I'm a HUGE people pleaser and I worry about letting people

down. my wife, my mother, my friends, etc. i'm 32

 

I find it hard making decisions for fear it'll hurt someone's feelings.

I'm not a blubbering ol' wuss. I do have a spine. But when it comes

to the people I cherish most, i try and do all i can to be there for

them. Even if it means being at two different places at the same time.

 

I suppose I get it from my Mother. She works so hard to try and please

my Grandmother and will drive 2 hours just to take her to her Doctor's

apointment even though she's got sisters that live in Granny's same city

that can take her. I've seen my Mom exhaust herself to get things done or

be there for her sisters, much of which goes unnoticed by them.

I inherited this gene.

 

Anyway, I just want to be able to say NO to things and not feel

bad about it.

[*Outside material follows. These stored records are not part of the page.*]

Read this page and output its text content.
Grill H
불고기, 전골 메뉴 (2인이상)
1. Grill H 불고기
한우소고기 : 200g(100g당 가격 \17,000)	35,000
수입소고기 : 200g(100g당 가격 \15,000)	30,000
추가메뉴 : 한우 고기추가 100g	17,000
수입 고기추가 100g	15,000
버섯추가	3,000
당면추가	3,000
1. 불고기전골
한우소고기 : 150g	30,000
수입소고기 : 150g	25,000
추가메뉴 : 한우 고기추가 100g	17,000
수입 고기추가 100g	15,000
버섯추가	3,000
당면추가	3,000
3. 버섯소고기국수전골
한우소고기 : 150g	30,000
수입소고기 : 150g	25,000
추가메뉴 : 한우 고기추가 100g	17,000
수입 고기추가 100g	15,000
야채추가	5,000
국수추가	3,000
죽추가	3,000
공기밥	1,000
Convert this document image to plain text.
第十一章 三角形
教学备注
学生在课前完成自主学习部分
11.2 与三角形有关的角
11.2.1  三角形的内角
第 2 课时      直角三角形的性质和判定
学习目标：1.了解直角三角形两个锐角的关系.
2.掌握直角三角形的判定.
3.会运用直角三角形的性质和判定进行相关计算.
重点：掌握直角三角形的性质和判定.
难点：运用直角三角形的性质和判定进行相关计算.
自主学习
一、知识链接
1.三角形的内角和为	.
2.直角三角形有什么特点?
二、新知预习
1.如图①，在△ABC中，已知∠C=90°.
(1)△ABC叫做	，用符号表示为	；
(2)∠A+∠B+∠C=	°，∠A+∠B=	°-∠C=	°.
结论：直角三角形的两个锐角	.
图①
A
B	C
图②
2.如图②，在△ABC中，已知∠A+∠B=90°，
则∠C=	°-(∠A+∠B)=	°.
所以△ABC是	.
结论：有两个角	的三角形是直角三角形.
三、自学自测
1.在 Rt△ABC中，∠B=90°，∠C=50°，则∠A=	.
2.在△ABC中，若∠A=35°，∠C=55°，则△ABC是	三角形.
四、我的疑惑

I want to be able to say "No Mom, we can't drive

down this weekend because it's just going to be too hot with Baby

in the car for 2-1/2 hours and it's too late in the evening. I want to

be able to accept people's offers to do things for me or offer to help

me out and not feel like I'm putting them out. They offered, right?

But i'll dissect it and turn it into "Do they REALLY want to help or

are they feeling obligated to help me?"

 

I'm a worrysome fellow.. i hate it. Any advice or books i can read?